Investors have shifted more than $13 billion out of emerging market funds in the last three weeks alone, according to EPFR Global, which tracks fund flows and asset allocation data for financial institutions around the world.
That includes $7 billion in the week ended Feb. 3, the biggest weekly outflow in three years. The money is flowing out of equity funds focused on countries such as Brazil, Russia, India and China.
While the pace of outflows slowed last week, a total of $6.5 billion has come out of these funds so far this year.
The outflows are notable because investors spent most of 2010 chasing returns in emerging economies, which have recovered much faster from the global recession than developed markets such as the United States and Europe.
Now, investors are worried that rapidly rising consumer prices in emerging markets will spur policymakers to take more drastic steps to fight inflation. That could hurt economic growth.
"You can't discount the fact that some large emerging nations have taken or are discussing steps to curb or cool down inflation," said Abraham Bailin, an exchange-traded fund analyst at Morningstar. "That can certainly provide a tempering affect on flows into those spaces."
On Tuesday, China's government said that country's consumer price index rose to 4.9% in January from 4.6% the month before. And last week, the People's Bank of China raised its key lending and deposit rate for the third time in four months.

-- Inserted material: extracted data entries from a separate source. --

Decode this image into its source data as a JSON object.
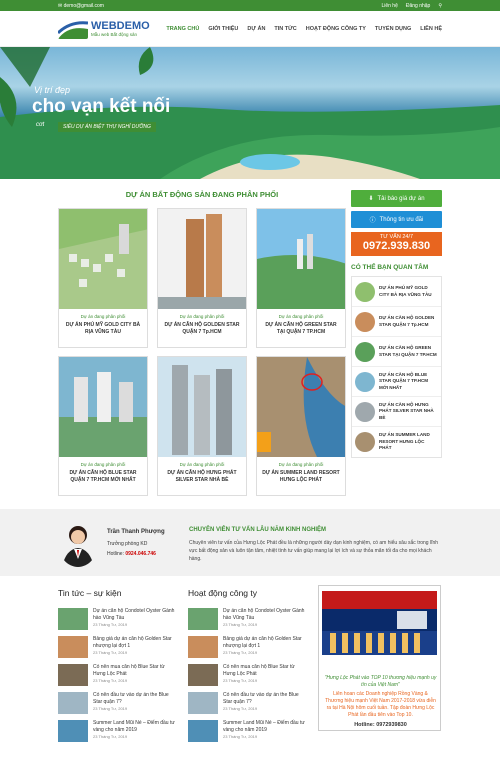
{
  "topbar": {
    "email": "demo@gmail.com",
    "register": "Liên hệ",
    "login": "Đăng nhập"
  },
  "logo": {
    "name": "WEBDEMO",
    "tagline": "Mẫu web Bất động sản"
  },
  "nav": [
    "TRANG CHỦ",
    "GIỚI THIỆU",
    "DỰ ÁN",
    "TIN TỨC",
    "HOẠT ĐỘNG CÔNG TY",
    "TUYỂN DỤNG",
    "LIÊN HỆ"
  ],
  "hero": {
    "line1": "Vị trí đẹp",
    "line2": "cho vạn kết nối",
    "line3_prefix": "cơt",
    "line3": "SIÊU DỰ ÁN BIỆT THỰ NGHỈ DƯỠNG"
  },
  "projects": {
    "title": "DỰ ÁN BẤT ĐỘNG SẢN ĐANG PHÂN PHỐI",
    "items": [
      {
        "status": "Dự án đang phân phối",
        "name": "DỰ ÁN PHÚ MỸ GOLD CITY BÀ RỊA VŨNG TÀU"
      },
      {
        "status": "Dự án đang phân phối",
        "name": "DỰ ÁN CĂN HỘ GOLDEN STAR QUẬN 7 Tp.HCM"
      },
      {
        "status": "Dự án đang phân phối",
        "name": "DỰ ÁN CĂN HỘ GREEN STAR TẠI QUẬN 7 TP.HCM"
      },
      {
        "status": "Dự án đang phân phối",
        "name": "DỰ ÁN CĂN HỘ BLUE STAR QUẬN 7 TP.HCM MỚI NHẤT"
      },
      {
        "status": "Dự án đang phân phối",
        "name": "DỰ ÁN CĂN HỘ HƯNG PHÁT SILVER STAR NHÀ BÈ"
      },
      {
        "status": "Dự án đang phân phối",
        "name": "DỰ ÁN SUMMER LAND RESORT HƯNG LỘC PHÁT"
      }
    ]
  },
  "sidebar": {
    "price_btn": "Tải báo giá dự án",
    "offer_btn": "Thông tin ưu đãi",
    "hotline_label": "TƯ VẤN 24/7",
    "hotline": "0972.939.830",
    "interest_title": "CÓ THỂ BẠN QUAN TÂM",
    "interest": [
      "DỰ ÁN PHÚ MỸ GOLD CITY BÀ RỊA VŨNG TÀU",
      "DỰ ÁN CĂN HỘ GOLDEN STAR QUẬN 7 Tp.HCM",
      "DỰ ÁN CĂN HỘ GREEN STAR TẠI QUẬN 7 TP.HCM",
      "DỰ ÁN CĂN HỘ BLUE STAR QUẬN 7 TP.HCM MỚI NHẤT",
      "DỰ ÁN CĂN HỘ HƯNG PHÁT SILVER STAR NHÀ BÈ",
      "DỰ ÁN SUMMER LAND RESORT HƯNG LỘC PHÁT"
    ]
  },
  "consultant": {
    "name": "Trần Thanh Phượng",
    "role": "Trưởng phòng KD",
    "hotline_label": "Hotline:",
    "hotline": "0924.046.746",
    "title": "CHUYÊN VIÊN TƯ VẤN LÂU NĂM KINH NGHIỆM",
    "desc": "Chuyên viên tư vấn của Hưng Lộc Phát đều là những người dày dạn kinh nghiệm, có am hiểu sâu sắc trong lĩnh vực bất động sản và luôn tận tâm, nhiệt tình tư vấn giúp mang lại lợi ích và sự thỏa mãn tối đa cho mọi khách hàng."
  },
  "news": {
    "title": "Tin tức – sự kiện",
    "items": [
      {
        "title": "Dự án căn hộ Condotel Oyster Gành hào Vũng Tàu",
        "date": "23 Tháng Tư, 2019"
      },
      {
        "title": "Bảng giá dự án căn hộ Golden Star nhượng lại đợt 1",
        "date": "23 Tháng Tư, 2019"
      },
      {
        "title": "Có nên mua căn hộ Blue Star từ Hưng Lộc Phát",
        "date": "23 Tháng Tư, 2019"
      },
      {
        "title": "Có nên đầu tư vào dự án the Blue Star quận 7?",
        "date": "23 Tháng Tư, 2019"
      },
      {
        "title": "Summer Land Mũi Né – Điểm đầu tư vàng cho năm 2019",
        "date": "23 Tháng Tư, 2019"
      }
    ]
  },
  "activity": {
    "title": "Hoạt động công ty",
    "items": [
      {
        "title": "Dự án căn hộ Condotel Oyster Gành hào Vũng Tàu",
        "date": "23 Tháng Tư, 2019"
      },
      {
        "title": "Bảng giá dự án căn hộ Golden Star nhượng lại đợt 1",
        "date": "23 Tháng Tư, 2019"
      },
      {
        "title": "Có nên mua căn hộ Blue Star từ Hưng Lộc Phát",
        "date": "23 Tháng Tư, 2019"
      },
      {
        "title": "Có nên đầu tư vào dự án the Blue Star quận 7?",
        "date": "23 Tháng Tư, 2019"
      },
      {
        "title": "Summer Land Mũi Né – Điểm đầu tư vàng cho năm 2019",
        "date": "23 Tháng Tư, 2019"
      }
    ]
  },
  "award": {
    "quote": "\"Hưng Lộc Phát vào TOP 10 thương hiệu mạnh uy tín của Việt Nam\"",
    "para": "Liên hoan các Doanh nghiệp Rồng Vàng & Thương hiệu mạnh Việt Nam 2017-2018 vừa diễn ra tại Hà Nội hôm cuối tuần. Tập đoàn Hưng Lộc Phát lần đầu tiên vào Top 10.",
    "hotline": "Hotline: 0972939830"
  },
  "colors": {
    "brand_green": "#3f8e34",
    "orange": "#e8651f",
    "blue": "#1f8fd6"
  }
}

In contrast, the outlook for developed economies is improving, with the price-to-earnings ratio for some big U.S. stocks at levels not seen in a decade, according to Brad Durham, managing director at EPFR Global.
"After such a strong run by emerging markets in 2010, investors are now finding more value in assets in developed markets," he said.
Last week marked the sixth consecutive week of inflows for developed market funds, which have seen a total inflow of $35.5 billion so far this year.
Durham said investors have been targeting assets that have underperformed the broader market, including shares of big blue-chip companies in the United States, Europe and Japan.
The inflows come as U.S. stocks continue to show resilience. The S&P 500 is up over 5% so far this year. According to a recent exclusive CNNMoney survey, investment strategists and money managers expect the S&P 500 to rise 11% in 2011, on average.
However, the recent outflows do not mean investors have completely lost their appetite for emerging markets.
"Investors should be able to extract high returns out of the expansion of global capitalism over the next decade," said Bruce Thompson, president Thompson Wealth Management in Concord, Mass. "But they should be prepared for corrections."
"Having said that," he continued. "I sincerely doubt many will be successful by jumping in and out of emerging markets funds, or trying to pick country winners."
There may also be some seasonal factors at work.
Many investors rebalance their portfolios at the beginning of the year to position themselves for the months ahead and lock in profits from the previous year.
"As investors start to reallocate, they're selling their winners and buying underperforming asset classes," said Durham.